Une injustice de plus, dénoncent quant à eux les pêcheurs, déjà acculés par le Brexit, les quotas de pêche, la hausse du prix des carburants ou encore la restriction de la pêche dans certaines zones du Golfe de Gascogne afin de préserver les dauphins. “L’accumulation des normes, des menaces, des contentieux remet en cause le fondement même de notre métier en nous culpabilisant d’exercer nos métiers”, constate le Comité national des pêches maritimes et des élevages marins (CNPMEM), qui représente la filière. “La coupe est pleine.” 

“Dans 30 ans, le chalut aura disparu, un peu comme la voiture thermique”

Pour la France, l’interdiction du chalutage de fond ferait disparaître un tiers de la flotte et laisserait sans emploi 4 350 marins-pêcheurs, selon les calculs du CNPMEM. “Aujourd’hui, les engins de fond produisent la moitié de la pêche française soit près de 204 000 tonnes pour une valeur d’environ 500 millions d’euros”, détaille le Comité dans un communiqué. “Plus largement, c’est la porte grande ouverte à encore plus d’importations des pays-tiers comme la Chine, la Russie ou la Norvège! (…) On ne joue pas à la roulette russe avec l’avenir d’une filière”, conclut Olivier Le Nézet, son président.

L’association Pleine mer, qui œuvre pour une transition durable de la pêche depuis quatre ans, reconnaît elle aussi que “dans l’état actuel des choses, une telle mesure aurait des impacts socio-économiques catastrophiques”. Et ce sont les pêcheurs artisanaux qui seraient les premiers touchés. “75% des bateaux dans les AMP sont artisanaux, explique à Novethic Thibault Josse, le coordinateur de Pleine Mer. On a tendance à penser que la pêche artisanale est forcément bonne pour l’environnement, mais ce n’est pas toujours le cas. En baie de Saint-Brieuc par exemple, couverte par une AMP sur 20% de sa surface, on parle d’entreprises familiales qui mettraient la clef sous la porte si on interdisait l’usage de la drague du jour au lendemain”.
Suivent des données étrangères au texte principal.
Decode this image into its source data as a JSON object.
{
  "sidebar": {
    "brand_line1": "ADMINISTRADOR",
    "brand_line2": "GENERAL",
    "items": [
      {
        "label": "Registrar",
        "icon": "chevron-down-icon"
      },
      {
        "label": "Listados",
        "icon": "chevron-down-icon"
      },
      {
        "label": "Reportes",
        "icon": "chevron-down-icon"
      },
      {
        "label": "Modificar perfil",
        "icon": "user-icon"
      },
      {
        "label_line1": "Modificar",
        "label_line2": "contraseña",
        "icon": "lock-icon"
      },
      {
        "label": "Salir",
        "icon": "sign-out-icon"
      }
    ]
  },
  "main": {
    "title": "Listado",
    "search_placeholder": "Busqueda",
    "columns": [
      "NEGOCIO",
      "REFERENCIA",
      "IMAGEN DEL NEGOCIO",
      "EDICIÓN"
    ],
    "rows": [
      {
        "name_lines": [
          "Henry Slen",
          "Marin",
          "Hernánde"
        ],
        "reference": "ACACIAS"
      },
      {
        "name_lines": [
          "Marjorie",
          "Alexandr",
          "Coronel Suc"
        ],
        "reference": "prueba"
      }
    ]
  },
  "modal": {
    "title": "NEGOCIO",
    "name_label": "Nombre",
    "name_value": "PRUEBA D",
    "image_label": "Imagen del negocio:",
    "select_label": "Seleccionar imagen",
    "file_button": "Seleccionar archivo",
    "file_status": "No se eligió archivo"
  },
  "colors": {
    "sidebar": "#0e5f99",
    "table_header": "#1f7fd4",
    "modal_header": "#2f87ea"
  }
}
Toutefois, l’association insiste aussi sur le fait que l’interdiction du chalut est inévitable dans les AMP. “Dans 30 ans, le chalut aura disparu, un peu comme la voiture thermique. Et rien n’y changera, c’est l’opinion publique qui veut ça : on ne peut pas dire que des zones sont protégées si on y utilise des techniques de pêche impactantes pour l’environnement. Donc autant préparer cette interdiction”. Elle propose ainsi de revoir les zones d’AMP en concertation avec les pêcheurs et d’inciter financièrement ces-derniers à se tourner progressivement vers de nouvelles techniques de pêche alternatives.

La pêche au chalut est “la méthode de pêche la plus consommatrice de carburant en Europe” 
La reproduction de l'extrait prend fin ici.